The owner said they would be fine together in this weather in an outside hutch with lots of hay, and I think we will bring it into the conservatory in the winter.

What's the best swadusty type absorbent stuff to put in as well as the hay? I know sawdust can irritate their noses..or shall I use it as they seem happy with it at the owner's house?

Just bought a hutch.
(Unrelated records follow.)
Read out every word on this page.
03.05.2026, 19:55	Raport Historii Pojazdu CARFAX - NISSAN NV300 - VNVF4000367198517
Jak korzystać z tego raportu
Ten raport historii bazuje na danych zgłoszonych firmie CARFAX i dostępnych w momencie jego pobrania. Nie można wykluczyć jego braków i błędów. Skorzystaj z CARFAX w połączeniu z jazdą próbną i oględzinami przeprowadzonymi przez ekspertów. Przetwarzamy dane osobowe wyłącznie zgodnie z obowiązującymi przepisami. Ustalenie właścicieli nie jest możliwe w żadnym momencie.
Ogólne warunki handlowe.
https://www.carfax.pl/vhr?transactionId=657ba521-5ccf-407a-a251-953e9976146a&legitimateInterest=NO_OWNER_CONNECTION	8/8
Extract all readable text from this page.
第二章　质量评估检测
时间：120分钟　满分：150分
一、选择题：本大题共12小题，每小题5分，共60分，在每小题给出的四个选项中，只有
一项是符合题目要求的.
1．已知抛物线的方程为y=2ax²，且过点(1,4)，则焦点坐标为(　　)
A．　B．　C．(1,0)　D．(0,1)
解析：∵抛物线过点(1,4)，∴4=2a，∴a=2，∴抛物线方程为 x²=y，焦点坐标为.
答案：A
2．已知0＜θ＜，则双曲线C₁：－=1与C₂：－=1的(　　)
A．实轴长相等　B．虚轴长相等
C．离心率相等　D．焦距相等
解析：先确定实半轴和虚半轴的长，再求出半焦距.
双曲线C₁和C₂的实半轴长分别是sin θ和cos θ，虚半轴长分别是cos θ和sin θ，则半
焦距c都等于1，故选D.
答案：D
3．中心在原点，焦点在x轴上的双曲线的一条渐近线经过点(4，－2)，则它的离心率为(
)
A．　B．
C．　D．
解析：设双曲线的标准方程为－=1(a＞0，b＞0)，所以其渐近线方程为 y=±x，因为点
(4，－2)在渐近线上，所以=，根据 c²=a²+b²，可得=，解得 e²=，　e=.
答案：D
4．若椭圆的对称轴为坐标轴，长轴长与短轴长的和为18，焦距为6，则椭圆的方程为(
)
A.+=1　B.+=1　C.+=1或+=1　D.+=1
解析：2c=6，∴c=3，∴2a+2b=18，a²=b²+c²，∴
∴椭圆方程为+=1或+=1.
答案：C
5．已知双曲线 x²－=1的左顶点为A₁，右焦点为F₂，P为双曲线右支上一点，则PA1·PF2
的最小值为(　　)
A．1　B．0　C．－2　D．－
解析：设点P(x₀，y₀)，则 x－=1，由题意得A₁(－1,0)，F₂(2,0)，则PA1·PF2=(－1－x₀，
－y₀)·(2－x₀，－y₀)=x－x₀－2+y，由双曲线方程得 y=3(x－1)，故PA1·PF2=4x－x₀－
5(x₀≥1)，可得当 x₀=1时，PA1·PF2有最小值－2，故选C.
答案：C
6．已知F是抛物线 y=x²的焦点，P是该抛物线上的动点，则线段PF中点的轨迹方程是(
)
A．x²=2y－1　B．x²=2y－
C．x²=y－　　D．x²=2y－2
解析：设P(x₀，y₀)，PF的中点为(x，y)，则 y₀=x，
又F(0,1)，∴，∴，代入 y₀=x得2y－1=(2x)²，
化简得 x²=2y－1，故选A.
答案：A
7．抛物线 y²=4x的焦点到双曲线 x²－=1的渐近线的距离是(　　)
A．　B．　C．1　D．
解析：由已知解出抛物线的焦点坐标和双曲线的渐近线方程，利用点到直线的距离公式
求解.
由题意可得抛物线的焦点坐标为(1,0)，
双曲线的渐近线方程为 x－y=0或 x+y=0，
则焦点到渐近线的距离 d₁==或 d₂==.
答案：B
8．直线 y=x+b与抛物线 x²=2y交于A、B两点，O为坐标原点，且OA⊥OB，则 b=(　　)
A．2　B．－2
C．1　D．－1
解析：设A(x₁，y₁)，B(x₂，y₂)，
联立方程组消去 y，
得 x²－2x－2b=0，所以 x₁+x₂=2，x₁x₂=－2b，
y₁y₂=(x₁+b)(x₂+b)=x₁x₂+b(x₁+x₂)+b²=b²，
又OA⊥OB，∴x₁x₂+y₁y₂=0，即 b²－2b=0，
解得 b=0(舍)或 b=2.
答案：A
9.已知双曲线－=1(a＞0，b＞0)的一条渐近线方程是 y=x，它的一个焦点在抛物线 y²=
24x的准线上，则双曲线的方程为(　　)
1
I fear I am in danger of falling in love...

timetosmile Thu 13-Jun-13 11:08:29

fortified grin at the thought there might be space in the garage to put a car..

guineapiglet Thu 13-Jun-13 13:20:44

They sound lovely and as if they have been well cared for and handled - would love to see some pics at some stage! They should be OK outside but it is pretty windy, rainy and COLD at the moment sad so they will need a waterproof cover over them and to be in a sheltered position away from draughts - they really dont do damp at all.

Others will be able to advise about what to put in hutch, I only ever used newspaper and layers of hay, <very old fashioned>!! - you need to start reading broadsheets if you dont already, Sunday papers are verrrrrrrrrrrry useful for cleaning out.

FernieB Thu 13-Jun-13 13:56:10

I use newspaper and hay as well. My mum and her neighbours donate their papers as we don't always get one. Smoothpig enjoys the Financial Times but Scruffy only reads features wink

I change the hay/paper every day or two depending on how messy they've been. This time of year (not today though) they're usually out in their run so the cage stays quite clean. Everything gets a thorough steaming or hosing weekly.